I hope that he is only paying for half of the household and kids' expenses
Ladies! Before deciding to marry a man, look at the relationship between he and his mother (and his father for that matter). If he has a mother who does everything for him, he's going to expect you to do everything for him. If the man only ever orders take-out, you KNOW you're going to be doing all the cooking. Please don't expect him to change once you're married. Most likely they won't. (some do - but it doesn't happen that often.) Check out how his mom raised him and make your decision from there.
My husband ruined all of my clothes one day because he washed a new, brightly colored shirt of his with my white clothes. From that day onward, 25 years now, he has washed his own clothes.

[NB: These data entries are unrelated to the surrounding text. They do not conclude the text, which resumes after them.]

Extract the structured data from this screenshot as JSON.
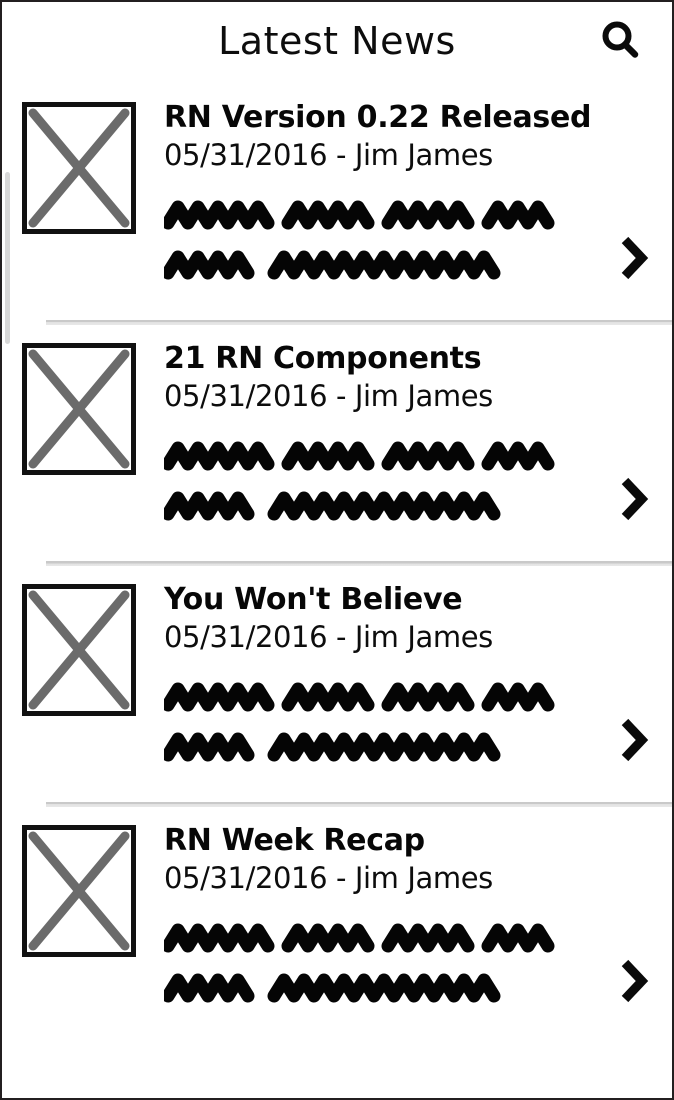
{
  "header": {
    "title": "Latest News",
    "search_icon": "search-icon"
  },
  "list": {
    "items": [
      {
        "title": "RN Version 0.22 Released",
        "meta": "05/31/2016 - Jim James",
        "thumbnail": "image-placeholder-x",
        "chevron": "chevron-right-icon"
      },
      {
        "title": "21 RN Components",
        "meta": "05/31/2016 - Jim James",
        "thumbnail": "image-placeholder-x",
        "chevron": "chevron-right-icon"
      },
      {
        "title": "You Won't Believe",
        "meta": "05/31/2016 - Jim James",
        "thumbnail": "image-placeholder-x",
        "chevron": "chevron-right-icon"
      },
      {
        "title": "RN Week Recap",
        "meta": "05/31/2016 - Jim James",
        "thumbnail": "image-placeholder-x",
        "chevron": "chevron-right-icon"
      }
    ]
  },
  "colors": {
    "ink": "#0d0d0d",
    "thumb_border": "#111111",
    "thumb_cross": "#6b6b6b",
    "divider": "#c9c9c9",
    "scroll_track": "#d8d8d8",
    "background": "#ffffff"
  }
}
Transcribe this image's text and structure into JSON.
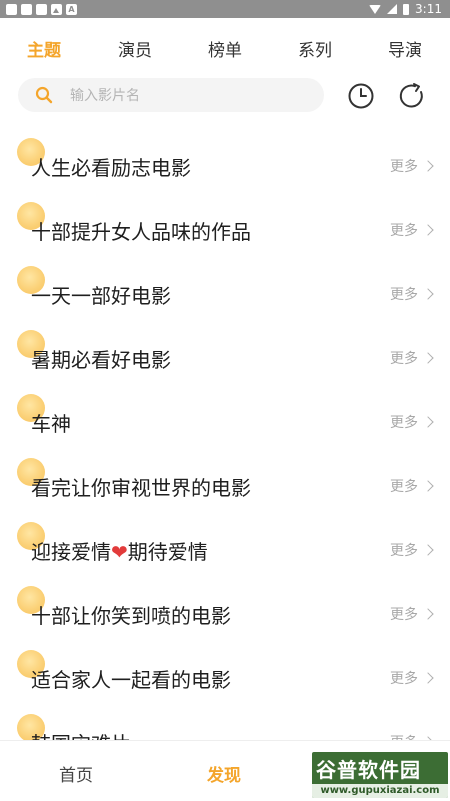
{
  "status_bar": {
    "time": "3:11"
  },
  "tabs": [
    {
      "label": "主题"
    },
    {
      "label": "演员"
    },
    {
      "label": "榜单"
    },
    {
      "label": "系列"
    },
    {
      "label": "导演"
    }
  ],
  "search": {
    "placeholder": "输入影片名"
  },
  "list": {
    "more_label": "更多",
    "items": [
      {
        "title": "人生必看励志电影"
      },
      {
        "title": "十部提升女人品味的作品"
      },
      {
        "title": "一天一部好电影"
      },
      {
        "title": "暑期必看好电影"
      },
      {
        "title": "车神"
      },
      {
        "title": "看完让你审视世界的电影"
      },
      {
        "title_before": "迎接爱情",
        "heart": "❤",
        "title_after": "期待爱情"
      },
      {
        "title": "十部让你笑到喷的电影"
      },
      {
        "title": "适合家人一起看的电影"
      },
      {
        "title": "韩国灾难片"
      }
    ]
  },
  "bottom_nav": [
    {
      "label": "首页"
    },
    {
      "label": "发现"
    }
  ],
  "watermark": {
    "main": "谷普软件园",
    "sub": "www.gupuxiazai.com"
  },
  "colors": {
    "accent": "#f4a52b",
    "status_bar": "#8f8f8f",
    "more_text": "#a8a8a8"
  }
}
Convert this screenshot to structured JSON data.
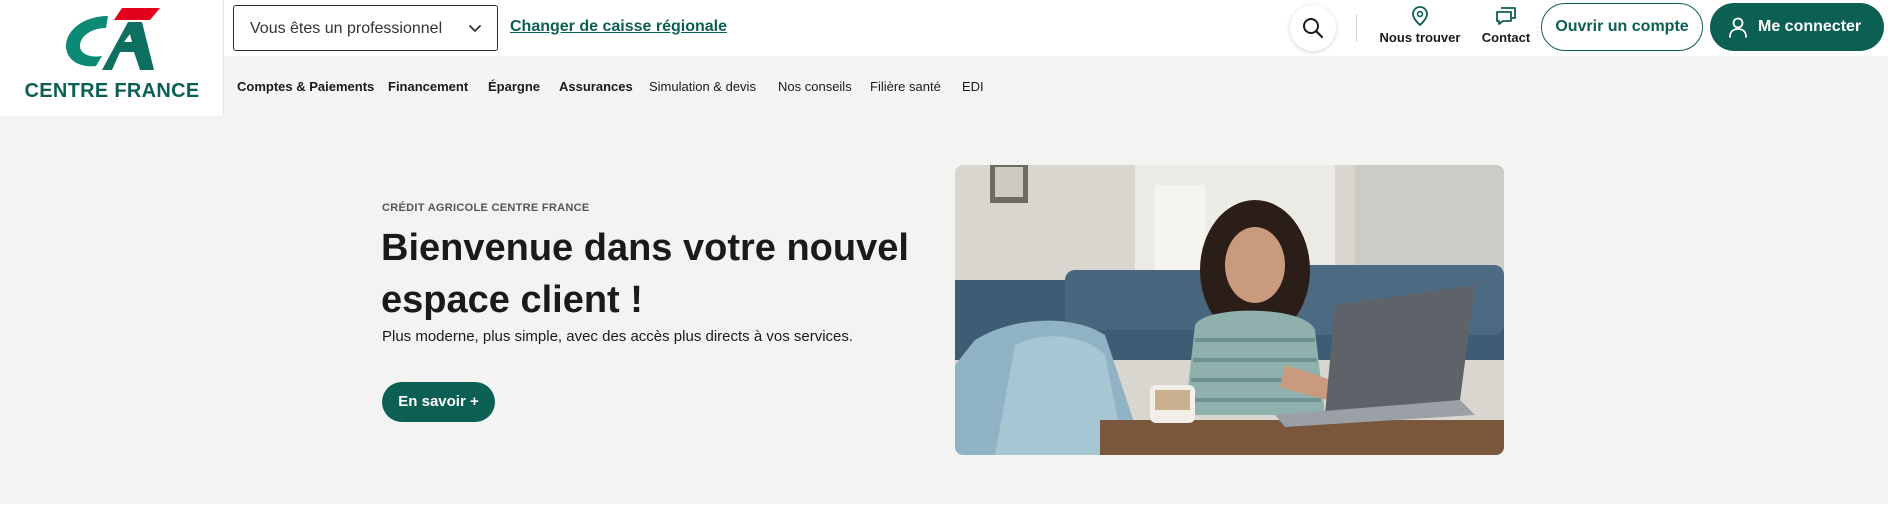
{
  "brand": {
    "name": "CENTRE FRANCE",
    "colors": {
      "primary": "#0c5f53",
      "accent": "#e2001a",
      "hero_bg": "#f3f4f2"
    }
  },
  "header": {
    "profile_select": {
      "value": "Vous êtes un professionnel",
      "icon": "chevron-down-icon"
    },
    "change_region_link": "Changer de caisse régionale",
    "search_icon": "search-icon",
    "find_us": {
      "label": "Nous trouver",
      "icon": "location-pin-icon"
    },
    "contact": {
      "label": "Contact",
      "icon": "chat-icon"
    },
    "open_account": "Ouvrir un compte",
    "login": {
      "label": "Me connecter",
      "icon": "user-icon"
    }
  },
  "nav": {
    "items": [
      {
        "label": "Comptes & Paiements"
      },
      {
        "label": "Financement"
      },
      {
        "label": "Épargne"
      },
      {
        "label": "Assurances"
      },
      {
        "label": "Simulation & devis"
      },
      {
        "label": "Nos conseils"
      },
      {
        "label": "Filière santé"
      },
      {
        "label": "EDI"
      }
    ]
  },
  "hero": {
    "eyebrow": "CRÉDIT AGRICOLE CENTRE FRANCE",
    "title": "Bienvenue dans votre nouvel espace client !",
    "subtitle": "Plus moderne, plus simple, avec des accès plus directs à vos services.",
    "cta": "En savoir +"
  }
}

He ruined my sheets with his filthy body, he has his own bed and bedroom now.
Picture this, I have a 9yr(D) and a 3mth(S), just went back to work after maternity leave(it had been a couple weeks). Come home with my kids, cook dinner like I do everyday after work , I'm sitting on the couch with my son on a pillow beside me feeding him with a bottle in my left hand, have my dinner on my lap eating with my right hand while hooked up to a breast pump. (I had to pump milk bc my son had heath issues as a newborn and wouldn't go back to breastfeeding) my husband walks in from hanging out outside and starts complaining that his clothes weren't washed for the next day. When I said I've been busy he said I should plan better! I lost my sh!t. And since that day I have never done his laundry. My son is now 6yrs old.
I don't get it. Men insist that women take care of their own chores so why is it controversial that they also do their own? Women have to cook for themselves and their children. If he can't make a sandwich just for himself, maybe he needs to starve.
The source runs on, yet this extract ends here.